St Justin Martyr holding a stylized palm branch in comic book art style, all in rainbow colours.
St Justin Martyr (Generated by Midjourney)

Preached at Evensong on the Feast of St Justin Martyr at Holy Trinity Anglican Church, Winnipeg.

Martyrs are those Christians who were killed because of their beliefs. The word martyr comes from Greek, meaning "witness". In the case of Christian martyrs, they are those who have offered a witness to the world of what it means to live and die as Christ did: Murdered by those who are threatened by the promises of the Gospel. Today, looking back on 2,000 years of history, we recognize martyrs as the first of that collection of people the Church calls saints. The logic is simple enough: If the goal of being a Christian is to live as much like Christ as possible, then dying like Christ is the best possible way to go. Even if it is a messy, humiliating, painful public execution.

In the early days of Christian belief, Christians were killed in public executions by Roman officials throughout the empire. Sometimes the charge was participating in an illegal religion. Other times, and more frequently, it was failing to participate in the mandated Roman religion. Specifically, praying and offering sacrifice to the emperor as a divine figure.
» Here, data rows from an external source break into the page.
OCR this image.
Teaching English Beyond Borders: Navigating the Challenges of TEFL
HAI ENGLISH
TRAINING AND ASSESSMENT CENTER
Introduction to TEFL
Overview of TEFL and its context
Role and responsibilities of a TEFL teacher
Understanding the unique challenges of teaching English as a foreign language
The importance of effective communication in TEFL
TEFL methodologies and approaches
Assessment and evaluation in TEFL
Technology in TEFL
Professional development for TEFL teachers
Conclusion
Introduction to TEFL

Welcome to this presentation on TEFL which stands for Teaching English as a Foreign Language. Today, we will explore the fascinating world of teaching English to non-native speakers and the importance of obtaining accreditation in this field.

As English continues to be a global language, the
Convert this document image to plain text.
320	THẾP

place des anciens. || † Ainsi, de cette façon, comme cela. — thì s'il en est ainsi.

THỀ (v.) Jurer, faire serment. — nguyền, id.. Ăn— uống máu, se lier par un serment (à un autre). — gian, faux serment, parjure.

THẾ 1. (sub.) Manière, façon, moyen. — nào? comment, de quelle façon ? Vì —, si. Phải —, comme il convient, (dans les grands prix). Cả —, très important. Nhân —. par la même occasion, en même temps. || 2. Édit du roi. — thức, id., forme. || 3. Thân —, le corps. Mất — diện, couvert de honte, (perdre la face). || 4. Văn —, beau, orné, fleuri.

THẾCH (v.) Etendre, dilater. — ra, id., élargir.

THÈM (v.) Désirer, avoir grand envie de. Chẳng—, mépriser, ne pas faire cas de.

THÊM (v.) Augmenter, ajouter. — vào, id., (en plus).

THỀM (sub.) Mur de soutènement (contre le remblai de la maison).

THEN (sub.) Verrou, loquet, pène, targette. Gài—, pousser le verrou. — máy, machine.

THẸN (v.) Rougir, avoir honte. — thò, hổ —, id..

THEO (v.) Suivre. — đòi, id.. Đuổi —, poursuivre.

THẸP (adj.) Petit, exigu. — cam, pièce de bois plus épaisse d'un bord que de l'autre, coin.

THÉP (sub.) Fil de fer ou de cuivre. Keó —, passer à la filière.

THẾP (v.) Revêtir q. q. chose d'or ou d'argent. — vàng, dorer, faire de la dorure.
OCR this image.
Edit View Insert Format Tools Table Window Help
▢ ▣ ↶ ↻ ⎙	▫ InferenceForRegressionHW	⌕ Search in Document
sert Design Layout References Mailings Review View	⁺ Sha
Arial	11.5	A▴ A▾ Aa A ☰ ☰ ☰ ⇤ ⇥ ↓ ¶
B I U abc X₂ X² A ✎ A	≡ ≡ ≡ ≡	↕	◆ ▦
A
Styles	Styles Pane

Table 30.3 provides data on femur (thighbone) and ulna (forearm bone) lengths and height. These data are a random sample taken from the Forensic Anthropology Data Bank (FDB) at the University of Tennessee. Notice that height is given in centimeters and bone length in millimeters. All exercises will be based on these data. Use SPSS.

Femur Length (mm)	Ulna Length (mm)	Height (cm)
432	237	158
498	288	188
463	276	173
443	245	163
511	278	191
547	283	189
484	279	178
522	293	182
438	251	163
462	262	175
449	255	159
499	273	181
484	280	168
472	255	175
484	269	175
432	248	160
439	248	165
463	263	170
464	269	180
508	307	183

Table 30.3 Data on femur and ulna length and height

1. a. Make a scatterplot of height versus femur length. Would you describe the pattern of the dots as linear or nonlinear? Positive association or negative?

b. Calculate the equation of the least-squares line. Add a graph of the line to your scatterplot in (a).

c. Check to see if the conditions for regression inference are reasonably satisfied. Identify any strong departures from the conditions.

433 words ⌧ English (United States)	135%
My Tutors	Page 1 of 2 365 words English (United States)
Christians believe in only one god and that god is not the emperor of Rome.

Roman officials hoped to make examples of Christians and reduce the appeal of this new religion, so the executions were usually public and humiliating. The records of these events frequently show public conversations between the official pronouncing the sentence and the Christians about to be martyred. In most cases, the official tries to persuade the Christians that their beliefs are silly or could be compromised. Just one little sacrifice to the emperor and all of this goes away. Why are you so committed to this man that we executed on a cross so long ago? This is foolishness.

Of course, Christian beliefs were a very queer thing in the Roman Empire. Incomprehensible foolishness to think a dead man on a cross was God.

Of course, the foolishness of the Cross is the sure and certain hope, the divine promise, that martyrs stake their lives on.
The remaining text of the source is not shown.